|VENETIAN-5024 by VERRAGIO|
The famous Kazanjian Diamond is part of an ongoing diamond exhibit, and is one of the only three red diamonds over 5 carats in the world. And although it might be only one of the 25 diamonds on display at the museum, it just may have the most interesting history.
The red diamond was originally found in its rough form during the 1920’s in Lichten, South Africa. It was then sent to Amsterdam, where the Goudvis brothers decided, after seven months, that an Emerald cut would suit the diamond best. Although originally thought to be an unimpressive stone, the brothers cut the diamond into a 5.05 carats Emerald, square diamond, with another smaller Emerald diamond cut from the same rough stone as well.
At the outbreak of World War II, the large red diamond was taken to The Netherlands and locked away for safe keeping. Despite the precautions taken, the diamond was nonetheless seized by the Nazi around 1944.

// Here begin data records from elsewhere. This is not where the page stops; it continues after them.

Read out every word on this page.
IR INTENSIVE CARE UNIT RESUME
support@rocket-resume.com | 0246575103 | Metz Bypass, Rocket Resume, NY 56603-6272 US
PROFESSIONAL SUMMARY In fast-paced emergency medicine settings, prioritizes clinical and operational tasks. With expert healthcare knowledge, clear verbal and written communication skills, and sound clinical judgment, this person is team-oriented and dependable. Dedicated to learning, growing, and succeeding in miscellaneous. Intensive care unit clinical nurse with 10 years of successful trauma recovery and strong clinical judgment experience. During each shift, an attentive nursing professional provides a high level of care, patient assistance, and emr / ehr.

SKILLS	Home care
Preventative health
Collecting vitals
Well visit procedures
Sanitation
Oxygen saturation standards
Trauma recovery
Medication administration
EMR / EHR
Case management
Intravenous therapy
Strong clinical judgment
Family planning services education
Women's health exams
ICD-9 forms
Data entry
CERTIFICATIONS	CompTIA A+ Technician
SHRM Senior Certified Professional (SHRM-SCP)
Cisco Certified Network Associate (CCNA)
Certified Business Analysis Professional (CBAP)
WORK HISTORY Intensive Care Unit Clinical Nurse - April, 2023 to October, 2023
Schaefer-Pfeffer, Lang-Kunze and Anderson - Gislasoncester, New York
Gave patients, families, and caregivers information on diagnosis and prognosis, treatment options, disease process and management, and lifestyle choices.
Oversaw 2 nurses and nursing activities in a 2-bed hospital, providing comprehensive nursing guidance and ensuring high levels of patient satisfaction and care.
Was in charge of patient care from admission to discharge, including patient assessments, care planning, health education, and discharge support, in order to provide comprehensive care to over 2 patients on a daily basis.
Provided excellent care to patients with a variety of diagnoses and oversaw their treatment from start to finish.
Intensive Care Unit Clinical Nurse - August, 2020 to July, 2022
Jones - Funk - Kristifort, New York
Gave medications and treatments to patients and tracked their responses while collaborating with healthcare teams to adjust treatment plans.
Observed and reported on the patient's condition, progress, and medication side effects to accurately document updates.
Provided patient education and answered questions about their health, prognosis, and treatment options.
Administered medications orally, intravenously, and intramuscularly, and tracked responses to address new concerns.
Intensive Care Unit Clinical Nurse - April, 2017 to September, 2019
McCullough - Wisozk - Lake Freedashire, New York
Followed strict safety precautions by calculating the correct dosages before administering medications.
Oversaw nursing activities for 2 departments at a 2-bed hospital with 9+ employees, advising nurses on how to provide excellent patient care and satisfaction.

Its travels during the war are unknown, but it was eventually discovered by U.S. General Joseph McNarney in a salt mine, and mistaken for a ruby. Eventually it was identified and returned to the Goudvis family, whose heir later sold it when in debt.
The diamond disappeared for years after leaving the Goudvis family, but was bought in 2007 when the Kazanjian brothers found the diamond and recognized it as the missing famed red diamond, hence its name The Kazanjian Diamond.
The only other natural red diamonds that can compare to the Kazanjian Red are the 5.11-carat Moussaieff Red and the 5.03-carat De Young Red, but will not be in the exhibition, which began last week and will run until March 13, 2011.